Michelle Toxopeüs, Legal Researcher, HSF, 28 January 2020

[1] “Lindiwe Sisulu unveils master plan to tackle water woes in South Africa” 28 November 2019.

[2] National and provincial PPPs are regulated by the Public Finance Management Act 1 of 1999. Treasury Regulation issued under the PFMA also applies.

[3] Municipal PPPs are primarily regulated by three documents. First, Chapter 11 of the Municipal Finance Management Act 56 of 2003 regulates municipal PPPs. In addition, section 78 of the Local Government: Municipal Systems Act 32 of 2000 establishes the procedure that must be adhered to when a private actor provides a municipal service. Lastly, regulations have been published to further regulate issues affecting PPPs in local government.

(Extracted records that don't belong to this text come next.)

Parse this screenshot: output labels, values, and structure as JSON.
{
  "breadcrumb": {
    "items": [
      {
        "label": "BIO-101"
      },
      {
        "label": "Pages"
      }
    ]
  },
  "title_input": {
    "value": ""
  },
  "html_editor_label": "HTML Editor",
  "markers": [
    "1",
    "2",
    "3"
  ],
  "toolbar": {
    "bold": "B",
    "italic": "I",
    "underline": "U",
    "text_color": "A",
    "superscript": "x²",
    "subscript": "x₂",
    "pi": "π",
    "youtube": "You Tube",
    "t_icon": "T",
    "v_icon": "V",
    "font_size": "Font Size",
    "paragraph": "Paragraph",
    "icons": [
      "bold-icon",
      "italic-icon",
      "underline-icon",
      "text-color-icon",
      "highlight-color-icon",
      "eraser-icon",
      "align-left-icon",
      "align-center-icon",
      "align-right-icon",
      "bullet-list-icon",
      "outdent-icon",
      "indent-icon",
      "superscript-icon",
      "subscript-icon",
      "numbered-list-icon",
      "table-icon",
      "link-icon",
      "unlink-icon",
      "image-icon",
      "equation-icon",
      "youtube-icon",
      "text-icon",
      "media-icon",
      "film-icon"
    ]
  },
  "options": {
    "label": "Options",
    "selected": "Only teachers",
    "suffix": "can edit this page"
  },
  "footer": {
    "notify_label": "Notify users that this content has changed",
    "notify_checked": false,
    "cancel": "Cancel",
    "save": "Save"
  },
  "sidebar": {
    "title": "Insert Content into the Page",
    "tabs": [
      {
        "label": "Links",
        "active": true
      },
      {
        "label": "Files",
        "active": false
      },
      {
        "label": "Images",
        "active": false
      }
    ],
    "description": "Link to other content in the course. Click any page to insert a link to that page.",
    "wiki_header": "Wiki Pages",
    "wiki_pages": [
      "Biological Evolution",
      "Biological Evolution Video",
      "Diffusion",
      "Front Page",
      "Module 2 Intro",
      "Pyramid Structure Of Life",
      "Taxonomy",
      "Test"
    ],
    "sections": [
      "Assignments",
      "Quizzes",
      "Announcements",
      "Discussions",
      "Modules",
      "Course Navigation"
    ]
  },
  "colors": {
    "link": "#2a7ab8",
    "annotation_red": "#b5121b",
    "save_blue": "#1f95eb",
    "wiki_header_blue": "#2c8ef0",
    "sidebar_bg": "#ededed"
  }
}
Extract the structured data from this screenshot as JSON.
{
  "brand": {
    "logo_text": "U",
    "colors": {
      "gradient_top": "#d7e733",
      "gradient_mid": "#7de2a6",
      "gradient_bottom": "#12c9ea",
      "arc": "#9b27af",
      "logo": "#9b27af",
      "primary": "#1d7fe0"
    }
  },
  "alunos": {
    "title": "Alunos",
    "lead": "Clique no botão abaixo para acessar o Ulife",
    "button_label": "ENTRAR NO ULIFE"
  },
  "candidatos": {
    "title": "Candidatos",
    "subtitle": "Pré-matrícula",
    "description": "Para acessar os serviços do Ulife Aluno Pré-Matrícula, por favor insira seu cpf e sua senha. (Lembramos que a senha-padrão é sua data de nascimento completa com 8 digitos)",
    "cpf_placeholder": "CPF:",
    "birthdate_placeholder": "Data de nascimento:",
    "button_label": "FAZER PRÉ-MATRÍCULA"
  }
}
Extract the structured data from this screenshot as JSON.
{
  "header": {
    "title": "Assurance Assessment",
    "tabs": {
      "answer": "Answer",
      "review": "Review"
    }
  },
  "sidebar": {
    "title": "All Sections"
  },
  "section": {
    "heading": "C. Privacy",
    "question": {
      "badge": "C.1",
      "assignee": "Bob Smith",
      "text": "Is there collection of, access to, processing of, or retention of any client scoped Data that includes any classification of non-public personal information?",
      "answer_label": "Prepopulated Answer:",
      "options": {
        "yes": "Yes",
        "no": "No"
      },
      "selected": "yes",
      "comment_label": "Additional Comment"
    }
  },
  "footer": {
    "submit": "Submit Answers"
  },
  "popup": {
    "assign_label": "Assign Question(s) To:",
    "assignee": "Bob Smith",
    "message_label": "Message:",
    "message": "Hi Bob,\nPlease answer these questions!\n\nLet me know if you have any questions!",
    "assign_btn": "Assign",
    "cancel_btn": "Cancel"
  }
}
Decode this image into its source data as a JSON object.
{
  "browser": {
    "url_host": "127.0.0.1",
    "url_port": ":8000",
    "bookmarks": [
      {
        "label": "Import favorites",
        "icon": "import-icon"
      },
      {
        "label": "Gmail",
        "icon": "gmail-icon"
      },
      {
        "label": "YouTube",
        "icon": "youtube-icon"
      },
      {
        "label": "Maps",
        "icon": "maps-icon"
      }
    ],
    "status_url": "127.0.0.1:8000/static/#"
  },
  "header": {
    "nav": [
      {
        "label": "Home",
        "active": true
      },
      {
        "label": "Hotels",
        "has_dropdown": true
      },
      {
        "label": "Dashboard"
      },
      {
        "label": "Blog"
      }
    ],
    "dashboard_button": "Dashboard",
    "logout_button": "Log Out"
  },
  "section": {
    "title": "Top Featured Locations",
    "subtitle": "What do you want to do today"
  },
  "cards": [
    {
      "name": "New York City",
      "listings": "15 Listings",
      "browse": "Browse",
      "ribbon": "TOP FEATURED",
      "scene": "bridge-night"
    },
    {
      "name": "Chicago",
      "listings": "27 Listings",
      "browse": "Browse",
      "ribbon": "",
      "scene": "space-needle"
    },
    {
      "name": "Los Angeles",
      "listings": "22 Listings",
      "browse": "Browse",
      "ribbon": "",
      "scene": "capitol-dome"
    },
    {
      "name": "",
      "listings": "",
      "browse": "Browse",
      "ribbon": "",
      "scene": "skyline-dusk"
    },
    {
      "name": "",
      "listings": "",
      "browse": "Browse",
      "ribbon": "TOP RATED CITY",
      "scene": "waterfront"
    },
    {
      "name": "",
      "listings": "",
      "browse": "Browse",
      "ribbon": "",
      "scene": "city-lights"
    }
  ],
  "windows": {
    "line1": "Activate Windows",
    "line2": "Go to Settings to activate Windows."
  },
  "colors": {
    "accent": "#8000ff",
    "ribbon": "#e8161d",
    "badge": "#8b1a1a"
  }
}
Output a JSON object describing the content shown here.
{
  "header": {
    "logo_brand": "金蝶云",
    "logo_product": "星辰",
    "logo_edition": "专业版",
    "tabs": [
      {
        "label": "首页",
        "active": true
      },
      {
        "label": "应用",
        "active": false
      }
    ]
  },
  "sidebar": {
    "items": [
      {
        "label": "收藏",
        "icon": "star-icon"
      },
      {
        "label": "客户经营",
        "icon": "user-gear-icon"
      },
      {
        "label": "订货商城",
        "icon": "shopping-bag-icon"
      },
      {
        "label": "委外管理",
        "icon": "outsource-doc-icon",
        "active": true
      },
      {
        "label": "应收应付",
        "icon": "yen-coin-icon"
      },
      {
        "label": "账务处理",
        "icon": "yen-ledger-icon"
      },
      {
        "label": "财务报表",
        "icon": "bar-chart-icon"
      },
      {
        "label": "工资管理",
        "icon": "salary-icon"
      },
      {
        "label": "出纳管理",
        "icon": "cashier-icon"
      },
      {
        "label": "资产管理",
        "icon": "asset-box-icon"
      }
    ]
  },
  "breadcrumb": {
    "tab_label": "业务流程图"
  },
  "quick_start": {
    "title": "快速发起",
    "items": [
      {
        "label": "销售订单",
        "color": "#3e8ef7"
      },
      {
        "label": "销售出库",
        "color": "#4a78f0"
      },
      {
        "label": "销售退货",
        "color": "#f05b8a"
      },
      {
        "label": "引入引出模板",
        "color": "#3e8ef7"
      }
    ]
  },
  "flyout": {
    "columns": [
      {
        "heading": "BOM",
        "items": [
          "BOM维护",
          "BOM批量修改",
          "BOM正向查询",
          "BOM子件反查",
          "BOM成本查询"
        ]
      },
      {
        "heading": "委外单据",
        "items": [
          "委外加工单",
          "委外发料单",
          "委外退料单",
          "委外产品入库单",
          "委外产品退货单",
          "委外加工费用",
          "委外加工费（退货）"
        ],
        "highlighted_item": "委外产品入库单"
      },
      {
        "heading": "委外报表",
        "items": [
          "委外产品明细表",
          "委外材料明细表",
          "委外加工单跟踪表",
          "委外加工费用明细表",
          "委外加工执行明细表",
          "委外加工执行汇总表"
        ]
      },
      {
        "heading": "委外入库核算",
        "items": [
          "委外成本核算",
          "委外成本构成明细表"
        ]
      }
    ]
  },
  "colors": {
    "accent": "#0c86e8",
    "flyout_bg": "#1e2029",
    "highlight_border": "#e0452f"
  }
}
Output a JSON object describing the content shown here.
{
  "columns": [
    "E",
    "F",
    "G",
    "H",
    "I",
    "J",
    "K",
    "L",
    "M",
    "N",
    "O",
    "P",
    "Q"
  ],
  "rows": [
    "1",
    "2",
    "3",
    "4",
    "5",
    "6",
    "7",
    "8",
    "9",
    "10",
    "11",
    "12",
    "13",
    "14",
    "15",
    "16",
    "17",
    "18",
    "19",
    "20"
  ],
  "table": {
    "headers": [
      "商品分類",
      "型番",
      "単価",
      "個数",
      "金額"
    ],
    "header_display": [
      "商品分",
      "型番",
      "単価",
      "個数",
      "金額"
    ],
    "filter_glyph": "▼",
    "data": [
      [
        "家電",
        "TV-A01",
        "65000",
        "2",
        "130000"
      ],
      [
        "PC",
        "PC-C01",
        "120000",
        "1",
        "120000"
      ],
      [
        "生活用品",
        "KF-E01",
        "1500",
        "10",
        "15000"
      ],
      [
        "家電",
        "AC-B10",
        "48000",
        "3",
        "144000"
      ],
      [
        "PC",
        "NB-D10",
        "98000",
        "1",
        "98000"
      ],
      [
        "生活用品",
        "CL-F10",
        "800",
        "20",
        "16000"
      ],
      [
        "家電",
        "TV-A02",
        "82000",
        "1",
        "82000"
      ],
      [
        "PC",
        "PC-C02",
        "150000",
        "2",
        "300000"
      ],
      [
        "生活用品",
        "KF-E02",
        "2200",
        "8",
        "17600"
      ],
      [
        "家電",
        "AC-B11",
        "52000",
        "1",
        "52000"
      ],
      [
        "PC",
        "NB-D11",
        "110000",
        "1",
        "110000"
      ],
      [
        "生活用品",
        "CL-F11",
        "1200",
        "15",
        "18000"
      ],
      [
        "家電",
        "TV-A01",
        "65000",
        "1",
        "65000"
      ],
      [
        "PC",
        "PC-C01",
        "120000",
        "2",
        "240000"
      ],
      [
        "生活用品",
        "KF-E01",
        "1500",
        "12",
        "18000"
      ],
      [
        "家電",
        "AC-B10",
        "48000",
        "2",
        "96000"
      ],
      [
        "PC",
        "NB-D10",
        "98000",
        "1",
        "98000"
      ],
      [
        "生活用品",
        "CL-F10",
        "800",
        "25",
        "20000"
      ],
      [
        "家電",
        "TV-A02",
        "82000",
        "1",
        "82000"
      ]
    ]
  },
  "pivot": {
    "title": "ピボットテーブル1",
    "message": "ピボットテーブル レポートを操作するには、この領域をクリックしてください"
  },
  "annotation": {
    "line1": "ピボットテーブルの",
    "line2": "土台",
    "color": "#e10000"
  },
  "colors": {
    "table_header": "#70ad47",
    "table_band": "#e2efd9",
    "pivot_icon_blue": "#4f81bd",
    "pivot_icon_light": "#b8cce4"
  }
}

[4] National Treasury regulation 16.

[5] Robbins G. (2004) “A water sector public-private partnership case study iLembe District Municipality – Siza Water Company” p. 24.

[6] GreenCape, (2019) “Water Market Intelligence Report”; NBI (2019) “KopanoYaMetsi Report Series: Water PPP Opportunities in South Africa”.

[7] Robbins above note 5 p. 9 & 32-3.

[8] NBI, (2019) “KopanoYaMetsi Report Series: Public Participation of Water Provision through PPPs”.

[9] Farlam P. (2005) “Assessing Public-Private Partnerships in Africa” SAIIA, p. 24.

[10] Robbins above note 5.

[11] Chetty S. & Luiz J.M. (2014) “The Experience of Private Investment in the South African Water Sector: The Mbombela Concession”, ERSA working paper 429, p. 15.

[12] Robbins above note 5 p.44.

[13] Bender P. & Gibson S. (2010) “Case Study for the 10 years of the Mbombela (Nelspruit) Water and Sanitation Concession, South Africa”, World Bank, p. 45; and Robbins above note 5.

[14] See AAA Investments (Proprietary) Limited v Micro Finance Regulatory Council and Another[2006] ZACC 9 at para 40; and AllPay Consolidated Investment Holdings (Pty) Ltd and Others v Chief Executive Officer of the South African Social Security Agency and Others (No 2) [2014] ZACC 12 at para 58.

[15] Bender above note 13 p. 45; Robbins above note 5.

[16] Robbins above note 5 p. 26; Bender above note 13 p. 45.